Despite being a technologically advanced facility, hardly any of its 4,000 workers (per shift!) were focused on a screen.
And yet, information was being entered, updated, and communicated everywhere.
Paper lined the walls, tracking progress–with incredible detail–toward business goals.
Automatic guided vehicles sang jaunty melodies that broadcast their position any time they were in motion.
Paper manifests were attached to each vehicle as it glided along the assembly line–necessary because each one had different specifications, which workers had to comprehend and respond to.
Looking at this fast-paced, signal-rich environment, it seemed like a misnomer that factory technicians aren’t considered “information workers.”
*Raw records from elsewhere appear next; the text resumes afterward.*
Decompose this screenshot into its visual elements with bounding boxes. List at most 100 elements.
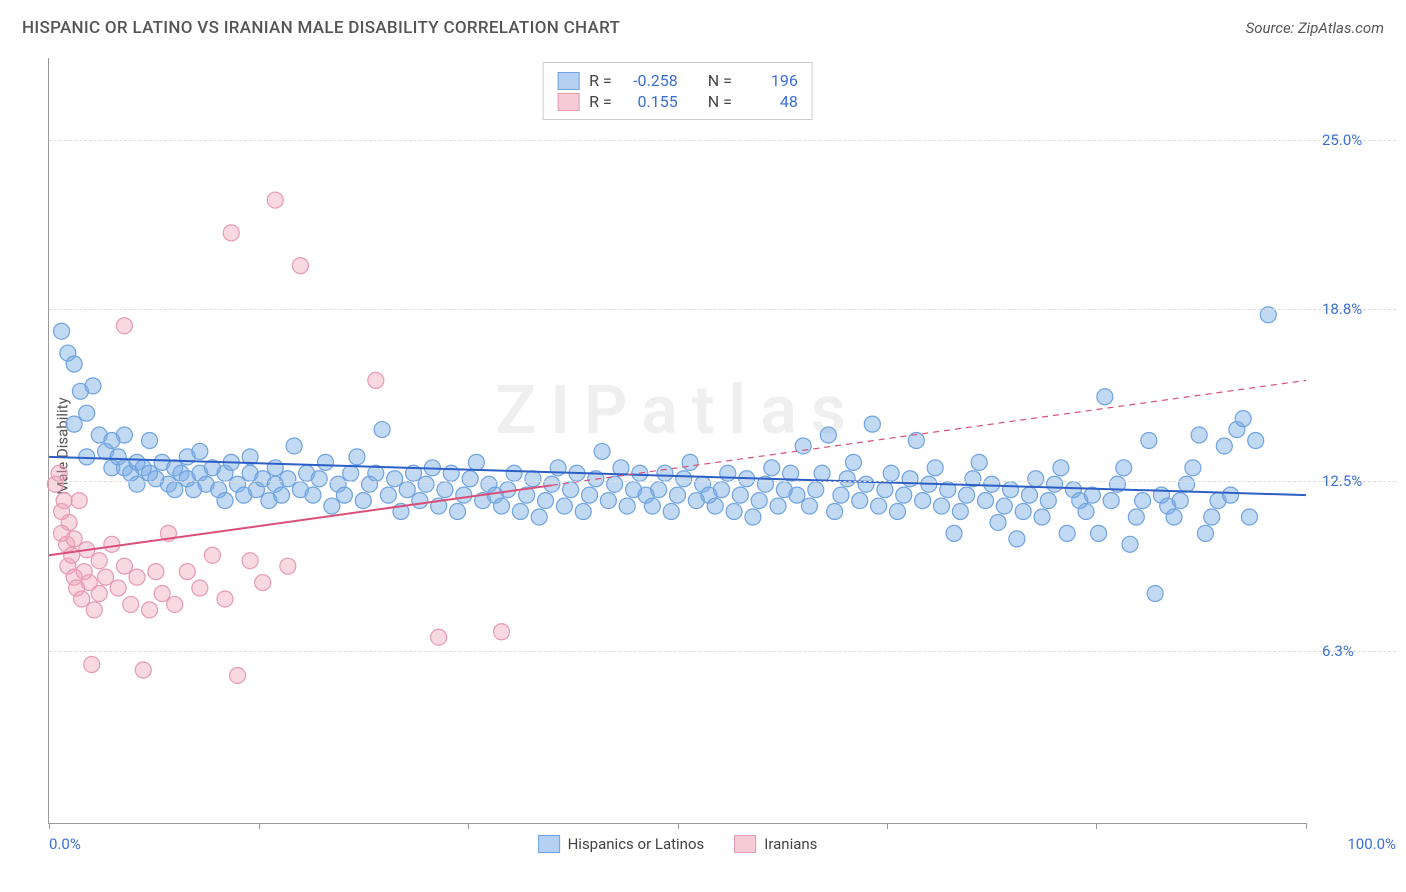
scatter-point	[1204, 509, 1220, 525]
scatter-point	[431, 629, 447, 645]
scatter-point	[167, 482, 183, 498]
scatter-point	[311, 471, 327, 487]
x-tick	[1306, 823, 1307, 829]
r-label: R =	[589, 92, 612, 111]
scatter-point	[368, 372, 384, 388]
scatter-point	[676, 471, 692, 487]
scatter-point	[91, 553, 107, 569]
swatch-hispanics	[557, 72, 579, 90]
scatter-point	[51, 465, 67, 481]
scatter-point	[827, 504, 843, 520]
scatter-point	[927, 460, 943, 476]
scatter-point	[412, 493, 428, 509]
scatter-point	[274, 487, 290, 503]
scatter-point	[230, 667, 246, 683]
scatter-point	[556, 498, 572, 514]
scatter-point	[657, 465, 673, 481]
scatter-point	[619, 498, 635, 514]
scatter-point	[318, 454, 334, 470]
scatter-point	[1172, 493, 1188, 509]
scatter-point	[1248, 433, 1264, 449]
y-gridline	[49, 651, 1396, 652]
scatter-point	[1191, 427, 1207, 443]
scatter-point	[1197, 525, 1213, 541]
scatter-point	[305, 487, 321, 503]
scatter-point	[280, 558, 296, 574]
scatter-point	[192, 580, 208, 596]
scatter-point	[468, 454, 484, 470]
scatter-point	[343, 465, 359, 481]
scatter-point	[952, 504, 968, 520]
scatter-point	[1216, 438, 1232, 454]
scatter-point	[959, 487, 975, 503]
scatter-point	[64, 547, 80, 563]
stats-row-hispanics: R = -0.258 N = 196	[557, 71, 798, 90]
n-label: N =	[708, 92, 732, 111]
y-tick-label: 25.0%	[1322, 131, 1392, 149]
scatter-point	[66, 416, 82, 432]
r-value-iranians: 0.155	[622, 92, 678, 111]
scatter-svg	[49, 58, 1306, 823]
scatter-point	[682, 454, 698, 470]
y-gridline	[49, 309, 1396, 310]
scatter-point	[61, 514, 77, 530]
scatter-point	[575, 504, 591, 520]
scatter-point	[764, 460, 780, 476]
scatter-point	[79, 405, 95, 421]
scatter-point	[663, 504, 679, 520]
scatter-point	[129, 476, 145, 492]
scatter-point	[726, 504, 742, 520]
scatter-point	[179, 564, 195, 580]
scatter-point	[349, 449, 365, 465]
scatter-point	[902, 471, 918, 487]
scatter-point	[808, 482, 824, 498]
scatter-point	[1141, 433, 1157, 449]
scatter-point	[255, 575, 271, 591]
scatter-point	[1003, 482, 1019, 498]
chart-title: HISPANIC OR LATINO VS IRANIAN MALE DISAB…	[22, 18, 620, 38]
scatter-point	[116, 427, 132, 443]
chart-plot-area: ZIPatlas R = -0.258 N = 196 R = 0.155 N …	[48, 58, 1306, 824]
scatter-point	[116, 558, 132, 574]
scatter-point	[267, 460, 283, 476]
scatter-point	[443, 465, 459, 481]
scatter-point	[770, 498, 786, 514]
scatter-point	[380, 487, 396, 503]
scatter-point	[833, 487, 849, 503]
n-label: N =	[708, 71, 732, 90]
scatter-point	[292, 258, 308, 274]
scatter-point	[871, 498, 887, 514]
x-tick	[887, 823, 888, 829]
scatter-point	[129, 569, 145, 585]
scatter-point	[1185, 460, 1201, 476]
y-tick-label: 12.5%	[1322, 472, 1392, 490]
scatter-point	[387, 471, 403, 487]
scatter-point	[1040, 493, 1056, 509]
scatter-point	[607, 476, 623, 492]
legend-swatch-hispanics	[538, 835, 560, 853]
scatter-point	[1078, 504, 1094, 520]
scatter-point	[1034, 509, 1050, 525]
scatter-point	[745, 509, 761, 525]
scatter-point	[1047, 476, 1063, 492]
scatter-point	[506, 465, 522, 481]
scatter-point	[814, 465, 830, 481]
scatter-point	[91, 586, 107, 602]
scatter-point	[71, 493, 87, 509]
scatter-point	[494, 498, 510, 514]
scatter-point	[720, 465, 736, 481]
scatter-point	[1053, 460, 1069, 476]
scatter-point	[1122, 536, 1138, 552]
scatter-point	[135, 662, 151, 678]
scatter-point	[582, 487, 598, 503]
scatter-point	[123, 596, 139, 612]
scatter-point	[789, 487, 805, 503]
scatter-point	[1028, 471, 1044, 487]
scatter-point	[142, 433, 158, 449]
legend-item-iranians: Iranians	[734, 835, 817, 853]
scatter-point	[525, 471, 541, 487]
scatter-point	[1166, 509, 1182, 525]
x-tick	[1096, 823, 1097, 829]
scatter-point	[977, 493, 993, 509]
scatter-point	[399, 482, 415, 498]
As spatial computing technologies become more convenient and cheaper, and new form factors like Humane’s Ai Pin continue to emerge, it’s clear that the divide between information technology and industrial automation is going to dissolve.
What will it take for the paper in this factory to be replaced by something else? And how can we anticipate what that “something else" might be?
I’m convinced we’re in the midst of a gradual migration away from designing for screens and into designing for spaces.
As product designers in tech, making that transition will require learning new ways to effectively uncover opportunities in industrial spaces like this.